Descrizione del caso clinico: si tratta di un cane dalmata femmina intera di 7 anni di età
riferito presso la nostra struttura per alterazioni dei parametri biochimici di funzionalità
epatica. La raccolta dei dati anamnestici mostrava l’insorgenza, da alcuni mesi, di
sintomatologia neurologica riconducibile ad encefalopatia epatica, responsiva al trattamento
medico e, in tempi più recenti, la comparsa di progressiva distensione addominale. All’EOG
si evidenziava stato di nutrizione medio-scadente ed imponente distensione addominale; lo
stato neurologico del paziente appariva nella norma. Gli esami di laboratorio mostravano
innalzamento
dei
valori
di
ALT
e
ALP,
ipoproteinemia
con
ipoalbuminemia,
ipocolesterolemia e grave anemia microcitica ipocromica. L’esame ecografico addominale
evidenziava abbondante raccolta liquida in addome e microepatia associata a completa
disorganizzazione del parenchima. L’esame chimico-fisico del liquido addominale raccolto
per centesi lo identificava come trasudato. Considerato che l’imponente raccolta liquida
addominale era motivo di scarsa qualità di vita della paziente si decideva, in accordo con i
proprietari, di sottoporre l’animale ad un intervento chirurgico di decongestione del circolo
portale. Tra le tecniche riportate in letteratura si sceglieva in particolare l’anastomosi portocava latero-laterale.

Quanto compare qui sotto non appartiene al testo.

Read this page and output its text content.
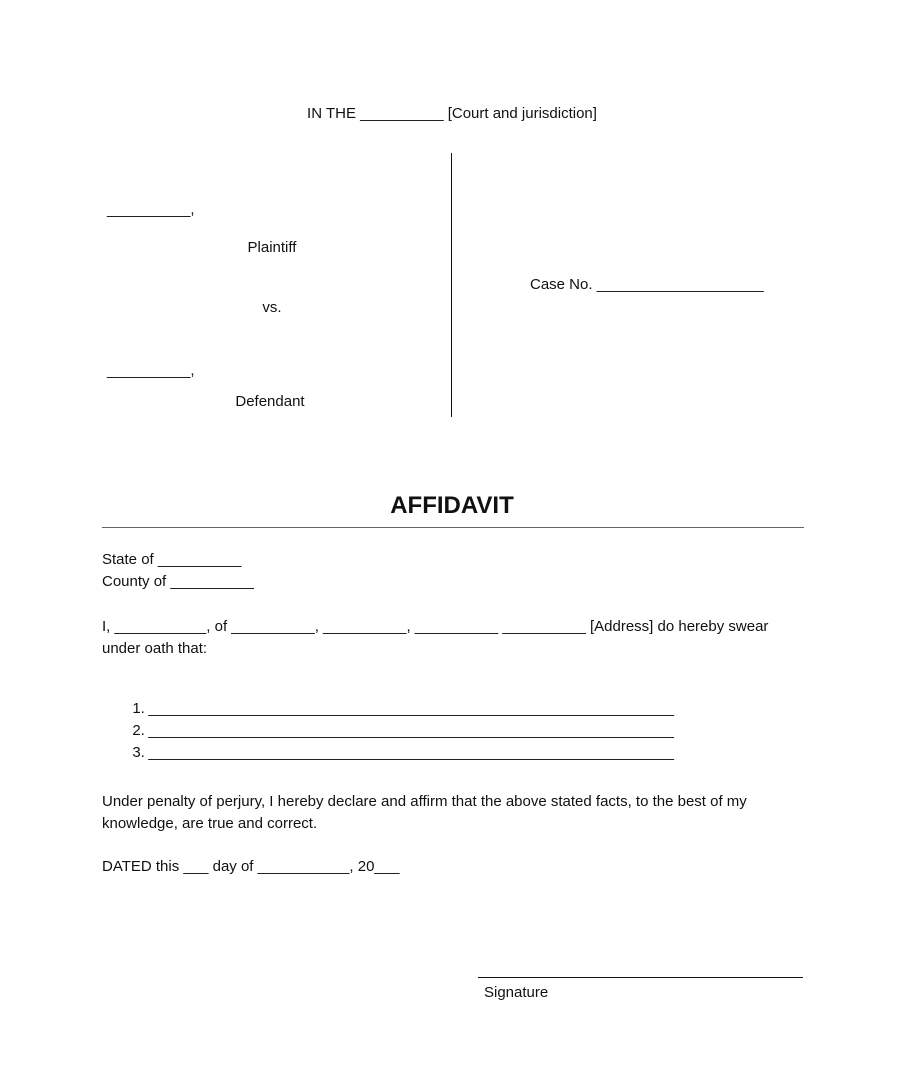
IN THE __________ [Court and jurisdiction]
__________,
Plaintiff
vs.
__________,
Defendant
Case No. ____________________
AFFIDAVIT
State of __________
County of __________
I, ___________, of __________, __________, __________ __________ [Address] do hereby swear under oath that:

1. _______________________________________________________________

2. _______________________________________________________________

3. _______________________________________________________________

Under penalty of perjury, I hereby declare and affirm that the above stated facts, to the best of my knowledge, are true and correct.
DATED this ___ day of ___________, 20___
Signature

Dopo approccio celiotomico, la vena porta e la vena cava caudale erano isolate per un tratto a
facile accessibilità per la successiva anastomosi. Su ciascuna di esse si applicava una pinza
vascolare a presa tangenziale (Satinsky) al fine di eseguire una venotomia longitudinale di
ugual lunghezza su entrambe. Dopo abbondante lavaggio del lume endovasale, si eseguiva
l’anastomosi mediante sutura continua in polipropilene doppio armato 5/0. Ad anastomosi
ultimata la sutura vascolare veniva protetta da materiale emostatico. Prima della chiusura
della breccia laparotomica, che avveniva come di routine, si eseguivano prelievi bioptici
multipli. Il decorso post-operatorio avveniva senza complicanze e le dimissioni avvenivano in
quinta giornata. Si prescrivevano: regime dietetico povero di proteine, lattulosio ed
antibioticoterapia (neomicina e metronidazolo).

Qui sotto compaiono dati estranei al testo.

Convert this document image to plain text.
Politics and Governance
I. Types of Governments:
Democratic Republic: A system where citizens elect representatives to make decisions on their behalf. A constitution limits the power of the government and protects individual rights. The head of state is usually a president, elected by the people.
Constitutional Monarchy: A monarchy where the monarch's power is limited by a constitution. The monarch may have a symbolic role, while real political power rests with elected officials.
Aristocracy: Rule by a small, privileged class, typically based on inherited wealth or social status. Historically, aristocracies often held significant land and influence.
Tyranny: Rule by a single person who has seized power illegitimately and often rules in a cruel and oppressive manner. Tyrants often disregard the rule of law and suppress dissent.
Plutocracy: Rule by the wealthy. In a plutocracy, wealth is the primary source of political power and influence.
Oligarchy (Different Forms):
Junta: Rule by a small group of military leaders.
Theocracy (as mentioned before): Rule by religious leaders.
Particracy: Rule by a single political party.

Risultati: La diagnosi istologica era di cirrosi epatica “ultimo stadio”. La paziente era
sottoposta a controlli periodici presso il veterinario curante fino al suo decesso, avvenuto 6
mesi dopo la chirurgia, per il progredire della patologia epatica. Durante questo periodo non si
registravano recrudescenze della raccolta liquida addominale.
Discussione: Le epatiti croniche nel cane riconoscono predisposizione di razza (ad es.

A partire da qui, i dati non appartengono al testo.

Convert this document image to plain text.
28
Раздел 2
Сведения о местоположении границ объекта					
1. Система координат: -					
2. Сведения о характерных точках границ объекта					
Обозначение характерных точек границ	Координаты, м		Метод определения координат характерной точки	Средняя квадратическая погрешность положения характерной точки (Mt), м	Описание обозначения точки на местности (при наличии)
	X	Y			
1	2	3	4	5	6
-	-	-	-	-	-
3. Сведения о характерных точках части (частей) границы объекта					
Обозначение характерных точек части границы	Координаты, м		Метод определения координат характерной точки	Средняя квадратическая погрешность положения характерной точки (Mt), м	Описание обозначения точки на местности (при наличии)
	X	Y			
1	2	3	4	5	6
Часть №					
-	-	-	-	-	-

Dalmata), nessuna predisposizione di sesso e si sviluppano in pazienti di età compresa tra 5 e
7 anni. L’eziopatogenesi non è ancora chiara. Il 15% delle epatopatie croniche evolve nel
cane in cirrosi (”end stage”) ed ipertensione portale, con conseguente ascite. Questo è il segno
clinico più eclatante, con netto peggioramento delle condizioni di vita del paziente. In
medicina umana, ai pazienti colpiti da cirrosi epatica con segni clinici legati all’ipertensione
portale, sono spesso proposti trattamenti chirurgici volti a decongestionare il circolo portale.
Nel cane di norma si fa ricorso solo alla terapia medica, il cui obiettivo è il controllo
dell’encefalopatia epatica; l’ascite è di regola gestita mediante centesi ripetute (+/- diuretici).
Conclusioni: Nel caso descritto l’intervento chirurgico palliativo, eseguito per una patologia
non tumorale, si è rivelato efficace nel contrastare la formazione di ascite; si suppone che, in
casi molto selezionati di neoplasia endoaddominale non operabile e in grado di interferire con
il circolo portale, questo intervento possa esitare in un risultato analogo.
Ringraziamenti: Si ringraziano i dottori Emanuele Gasparini, Marta Garbin e Silvia Brunetti
per la loro preziosa collaborazione.